Zunächst studierte er aber an der Westminster School Geschichte und an der Universität von Cambridge englische Literatur. In dieser Zeit leitete er auch schon Amateurchöre. Musik studierte er am Royal College of Music.

Prof. Hermann Voss, Bratscher des legendären Melos Quartetts, kritisierte, außerhalb von Stuttgart ernte der „Stuttgart Sound“ nur Hohn und Spott.

Aber warum wird das Orchester zu den Proms in London eingeladen, und am Ende des Konzerts gefeiert? Warum gibt es bejubelte Tourneen durch viele Länder? Warum wird Norrington ans Pult der Berliner Philharmoniker und anderer großer Orchester eingeladen?

Es sei „eine herrliche Sache“, sagte der Brite Norrington einmal; „Musik neu zu überdenken“. Er hat das immer wieder getan.

Mit dem RSO Stuttgart hat er noch einmal die Beethoven-Sinfonien eingespielt und damit seine früheren Beethoven-Deutungen laut Wolfgang Schreiber noch übertroffen.
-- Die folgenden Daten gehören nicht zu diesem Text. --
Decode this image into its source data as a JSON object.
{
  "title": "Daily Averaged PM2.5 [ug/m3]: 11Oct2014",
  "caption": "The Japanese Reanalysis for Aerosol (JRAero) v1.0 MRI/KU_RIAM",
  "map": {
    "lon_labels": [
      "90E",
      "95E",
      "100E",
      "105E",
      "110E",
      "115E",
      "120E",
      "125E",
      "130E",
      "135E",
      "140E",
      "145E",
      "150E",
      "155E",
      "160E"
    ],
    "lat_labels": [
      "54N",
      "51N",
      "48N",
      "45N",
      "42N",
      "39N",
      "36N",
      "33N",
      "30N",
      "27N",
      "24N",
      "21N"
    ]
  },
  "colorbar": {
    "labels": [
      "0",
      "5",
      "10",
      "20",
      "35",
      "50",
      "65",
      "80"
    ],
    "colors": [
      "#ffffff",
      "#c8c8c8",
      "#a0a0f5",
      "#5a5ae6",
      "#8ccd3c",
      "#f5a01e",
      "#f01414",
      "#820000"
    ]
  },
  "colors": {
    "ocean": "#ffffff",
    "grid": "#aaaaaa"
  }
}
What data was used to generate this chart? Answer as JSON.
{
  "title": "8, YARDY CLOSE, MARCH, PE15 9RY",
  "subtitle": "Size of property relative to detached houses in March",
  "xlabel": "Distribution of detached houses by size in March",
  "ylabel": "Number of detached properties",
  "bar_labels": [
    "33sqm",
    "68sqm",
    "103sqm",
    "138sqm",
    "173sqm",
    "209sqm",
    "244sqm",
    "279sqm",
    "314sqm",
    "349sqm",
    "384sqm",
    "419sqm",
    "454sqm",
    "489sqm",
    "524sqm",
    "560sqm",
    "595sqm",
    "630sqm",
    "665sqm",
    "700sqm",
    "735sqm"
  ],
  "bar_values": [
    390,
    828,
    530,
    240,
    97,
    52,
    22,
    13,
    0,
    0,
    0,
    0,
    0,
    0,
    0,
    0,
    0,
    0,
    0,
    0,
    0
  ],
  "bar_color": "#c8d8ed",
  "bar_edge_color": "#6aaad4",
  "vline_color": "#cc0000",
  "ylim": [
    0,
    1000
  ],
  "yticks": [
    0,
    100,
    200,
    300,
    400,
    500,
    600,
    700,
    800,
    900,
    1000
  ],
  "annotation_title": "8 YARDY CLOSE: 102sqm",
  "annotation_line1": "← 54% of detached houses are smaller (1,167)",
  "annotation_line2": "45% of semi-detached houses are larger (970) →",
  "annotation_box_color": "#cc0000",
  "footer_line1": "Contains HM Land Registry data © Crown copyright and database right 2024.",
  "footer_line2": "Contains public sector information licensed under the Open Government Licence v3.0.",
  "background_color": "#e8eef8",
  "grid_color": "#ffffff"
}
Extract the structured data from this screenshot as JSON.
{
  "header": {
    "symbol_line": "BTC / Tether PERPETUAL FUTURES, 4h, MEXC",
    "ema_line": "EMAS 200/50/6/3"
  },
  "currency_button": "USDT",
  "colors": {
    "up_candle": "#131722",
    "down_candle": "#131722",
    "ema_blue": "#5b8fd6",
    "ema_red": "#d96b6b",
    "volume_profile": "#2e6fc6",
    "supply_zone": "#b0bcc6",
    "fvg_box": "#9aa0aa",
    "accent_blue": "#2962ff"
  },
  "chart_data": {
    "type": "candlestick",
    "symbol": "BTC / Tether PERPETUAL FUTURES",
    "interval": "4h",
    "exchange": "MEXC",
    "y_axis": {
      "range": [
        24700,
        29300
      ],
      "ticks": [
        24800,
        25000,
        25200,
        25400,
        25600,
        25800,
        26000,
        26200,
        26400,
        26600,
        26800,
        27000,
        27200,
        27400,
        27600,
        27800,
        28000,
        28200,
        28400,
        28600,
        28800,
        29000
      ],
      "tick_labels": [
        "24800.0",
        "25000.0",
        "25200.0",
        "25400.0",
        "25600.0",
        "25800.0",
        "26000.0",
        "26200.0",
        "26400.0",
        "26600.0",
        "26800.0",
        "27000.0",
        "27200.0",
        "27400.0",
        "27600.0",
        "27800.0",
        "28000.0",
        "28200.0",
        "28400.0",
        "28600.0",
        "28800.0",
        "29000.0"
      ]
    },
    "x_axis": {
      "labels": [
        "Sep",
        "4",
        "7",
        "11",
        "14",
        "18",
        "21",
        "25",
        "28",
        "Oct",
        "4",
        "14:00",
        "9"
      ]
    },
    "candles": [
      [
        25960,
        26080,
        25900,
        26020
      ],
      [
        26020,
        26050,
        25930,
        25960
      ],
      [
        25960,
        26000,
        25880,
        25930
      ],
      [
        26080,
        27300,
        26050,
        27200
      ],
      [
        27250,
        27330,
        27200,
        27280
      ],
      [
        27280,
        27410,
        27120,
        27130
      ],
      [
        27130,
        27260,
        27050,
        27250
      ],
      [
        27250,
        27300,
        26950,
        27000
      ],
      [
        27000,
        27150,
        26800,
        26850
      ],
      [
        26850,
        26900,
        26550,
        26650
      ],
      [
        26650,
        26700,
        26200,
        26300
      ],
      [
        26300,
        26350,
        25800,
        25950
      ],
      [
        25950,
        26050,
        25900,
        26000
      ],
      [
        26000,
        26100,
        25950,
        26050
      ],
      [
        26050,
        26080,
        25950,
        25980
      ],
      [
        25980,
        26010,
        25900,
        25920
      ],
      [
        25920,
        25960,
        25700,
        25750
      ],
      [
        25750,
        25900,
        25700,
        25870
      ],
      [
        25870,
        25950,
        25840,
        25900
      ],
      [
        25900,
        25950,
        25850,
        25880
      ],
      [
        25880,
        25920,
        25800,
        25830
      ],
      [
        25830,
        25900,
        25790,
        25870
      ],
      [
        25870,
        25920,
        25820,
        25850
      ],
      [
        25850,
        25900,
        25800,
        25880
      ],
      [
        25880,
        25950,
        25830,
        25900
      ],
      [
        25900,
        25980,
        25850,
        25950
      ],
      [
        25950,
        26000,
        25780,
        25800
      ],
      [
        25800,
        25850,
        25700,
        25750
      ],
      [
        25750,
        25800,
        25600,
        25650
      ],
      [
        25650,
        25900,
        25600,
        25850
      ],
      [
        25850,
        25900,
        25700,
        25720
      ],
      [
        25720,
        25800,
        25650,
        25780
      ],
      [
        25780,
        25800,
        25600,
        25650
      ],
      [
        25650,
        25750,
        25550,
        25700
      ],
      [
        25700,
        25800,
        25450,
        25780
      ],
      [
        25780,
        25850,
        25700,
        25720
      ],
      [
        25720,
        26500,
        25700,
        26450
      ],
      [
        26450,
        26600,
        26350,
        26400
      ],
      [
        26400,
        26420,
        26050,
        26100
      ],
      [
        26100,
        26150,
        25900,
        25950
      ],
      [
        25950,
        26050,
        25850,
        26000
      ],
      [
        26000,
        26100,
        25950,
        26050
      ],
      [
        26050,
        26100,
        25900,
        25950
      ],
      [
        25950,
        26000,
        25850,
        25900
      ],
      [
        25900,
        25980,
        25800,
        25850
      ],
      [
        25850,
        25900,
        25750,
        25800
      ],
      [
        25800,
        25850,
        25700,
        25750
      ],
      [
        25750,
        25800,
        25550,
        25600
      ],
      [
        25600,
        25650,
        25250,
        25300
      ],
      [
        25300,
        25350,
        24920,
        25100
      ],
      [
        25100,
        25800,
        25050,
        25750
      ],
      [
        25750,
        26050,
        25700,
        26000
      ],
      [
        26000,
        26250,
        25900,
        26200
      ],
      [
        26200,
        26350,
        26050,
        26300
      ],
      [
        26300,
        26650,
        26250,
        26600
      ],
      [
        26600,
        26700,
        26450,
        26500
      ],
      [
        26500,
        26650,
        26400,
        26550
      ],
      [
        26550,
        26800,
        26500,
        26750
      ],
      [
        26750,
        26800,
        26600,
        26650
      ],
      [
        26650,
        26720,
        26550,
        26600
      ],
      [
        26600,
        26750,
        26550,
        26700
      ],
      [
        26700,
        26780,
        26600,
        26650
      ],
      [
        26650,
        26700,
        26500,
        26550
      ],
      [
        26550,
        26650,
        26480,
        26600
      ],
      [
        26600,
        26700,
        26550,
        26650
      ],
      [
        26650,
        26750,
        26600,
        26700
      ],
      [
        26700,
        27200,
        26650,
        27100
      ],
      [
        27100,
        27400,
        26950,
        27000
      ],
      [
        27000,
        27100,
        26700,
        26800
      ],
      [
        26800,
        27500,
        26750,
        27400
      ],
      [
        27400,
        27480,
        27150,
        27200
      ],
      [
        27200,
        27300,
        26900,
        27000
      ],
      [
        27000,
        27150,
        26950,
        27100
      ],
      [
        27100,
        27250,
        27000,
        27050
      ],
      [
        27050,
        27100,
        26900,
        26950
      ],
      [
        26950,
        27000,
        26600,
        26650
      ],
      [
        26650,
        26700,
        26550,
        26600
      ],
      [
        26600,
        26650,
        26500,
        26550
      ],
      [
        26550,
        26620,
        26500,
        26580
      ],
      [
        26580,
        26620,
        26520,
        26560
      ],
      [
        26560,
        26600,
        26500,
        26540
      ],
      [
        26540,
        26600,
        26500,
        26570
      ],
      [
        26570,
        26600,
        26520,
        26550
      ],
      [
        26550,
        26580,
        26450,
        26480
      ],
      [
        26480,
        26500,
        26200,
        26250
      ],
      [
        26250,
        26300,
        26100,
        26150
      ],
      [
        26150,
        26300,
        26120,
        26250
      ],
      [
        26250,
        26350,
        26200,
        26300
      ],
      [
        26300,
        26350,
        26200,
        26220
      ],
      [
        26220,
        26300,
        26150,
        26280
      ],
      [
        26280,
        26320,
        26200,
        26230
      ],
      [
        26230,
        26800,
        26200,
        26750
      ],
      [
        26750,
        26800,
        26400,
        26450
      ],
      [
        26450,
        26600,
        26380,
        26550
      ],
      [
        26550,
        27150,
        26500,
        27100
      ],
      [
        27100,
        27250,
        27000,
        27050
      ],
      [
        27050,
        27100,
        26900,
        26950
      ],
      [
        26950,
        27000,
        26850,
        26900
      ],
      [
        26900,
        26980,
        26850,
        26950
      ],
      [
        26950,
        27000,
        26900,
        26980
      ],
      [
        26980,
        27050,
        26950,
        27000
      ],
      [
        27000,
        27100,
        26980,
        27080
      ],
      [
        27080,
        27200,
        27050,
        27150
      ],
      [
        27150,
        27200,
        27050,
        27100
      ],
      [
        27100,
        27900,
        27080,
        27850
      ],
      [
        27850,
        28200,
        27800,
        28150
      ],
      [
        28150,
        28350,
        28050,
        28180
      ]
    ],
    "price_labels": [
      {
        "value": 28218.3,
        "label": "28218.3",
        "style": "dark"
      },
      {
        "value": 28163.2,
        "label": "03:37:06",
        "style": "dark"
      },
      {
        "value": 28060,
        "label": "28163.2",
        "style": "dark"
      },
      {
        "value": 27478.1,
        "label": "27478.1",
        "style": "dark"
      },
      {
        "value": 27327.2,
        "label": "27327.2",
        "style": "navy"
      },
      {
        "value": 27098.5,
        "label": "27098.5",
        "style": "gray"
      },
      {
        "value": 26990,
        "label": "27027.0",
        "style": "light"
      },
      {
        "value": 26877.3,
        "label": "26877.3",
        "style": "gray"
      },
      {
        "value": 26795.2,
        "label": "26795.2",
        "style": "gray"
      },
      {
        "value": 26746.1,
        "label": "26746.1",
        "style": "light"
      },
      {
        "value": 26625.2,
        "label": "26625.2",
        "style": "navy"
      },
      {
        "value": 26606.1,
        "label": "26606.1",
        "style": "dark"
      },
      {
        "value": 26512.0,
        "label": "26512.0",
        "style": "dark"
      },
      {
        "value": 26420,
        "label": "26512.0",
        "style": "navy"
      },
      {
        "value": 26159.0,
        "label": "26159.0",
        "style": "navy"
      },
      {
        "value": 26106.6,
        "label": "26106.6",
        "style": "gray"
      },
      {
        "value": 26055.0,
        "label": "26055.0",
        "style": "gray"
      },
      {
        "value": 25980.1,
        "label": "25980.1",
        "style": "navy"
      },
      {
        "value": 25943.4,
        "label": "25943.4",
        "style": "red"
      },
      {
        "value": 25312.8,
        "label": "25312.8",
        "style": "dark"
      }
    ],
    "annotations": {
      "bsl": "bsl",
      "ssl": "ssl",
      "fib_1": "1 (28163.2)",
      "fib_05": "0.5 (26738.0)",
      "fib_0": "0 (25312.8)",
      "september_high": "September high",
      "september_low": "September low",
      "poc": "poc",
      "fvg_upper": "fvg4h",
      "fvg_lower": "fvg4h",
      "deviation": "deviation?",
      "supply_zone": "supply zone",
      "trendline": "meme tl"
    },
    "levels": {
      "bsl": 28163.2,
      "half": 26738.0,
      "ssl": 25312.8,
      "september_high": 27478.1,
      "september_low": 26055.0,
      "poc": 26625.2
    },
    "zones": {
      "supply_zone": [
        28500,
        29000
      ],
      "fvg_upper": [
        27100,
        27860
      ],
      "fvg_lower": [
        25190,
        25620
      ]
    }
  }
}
.»Den Rausch und die Verstörung einzufangen, die die Musik Beethovens zu seiner Zeit verursachte«, sei sein eigentliches Ziel gewesen, bekannte Norrington nach seinem ersten Zyklus mit den London Classical Players, einem Ensemble, das auf historischen Instrumenten musiziert. Norrington hat es gegründet. Rausch und Verstörung löste er auch mit dem Stuttgarter Orchester aus. So peitscht er seinen Klangkörper durch Beethovens siebte Sinfonie, das Orchester wird gleichsam als Schlagzeug benutzt, die „Apotheose des Rhythmus“ wird gegenwärtig. Es ist ein schroffer, eruptiver Beethoven. Wolfgang Schreiber: „Norrington behauptet, Beethoven habe zehn spannende Opern geschrieben, von denen neun den Namen Symphonie trugen.“

Das Erfolgsrezept, erfährt man Ende der DVD, ist ganz einfach: Liebe zur Musik. Beim Orchester und beim Dirigenten.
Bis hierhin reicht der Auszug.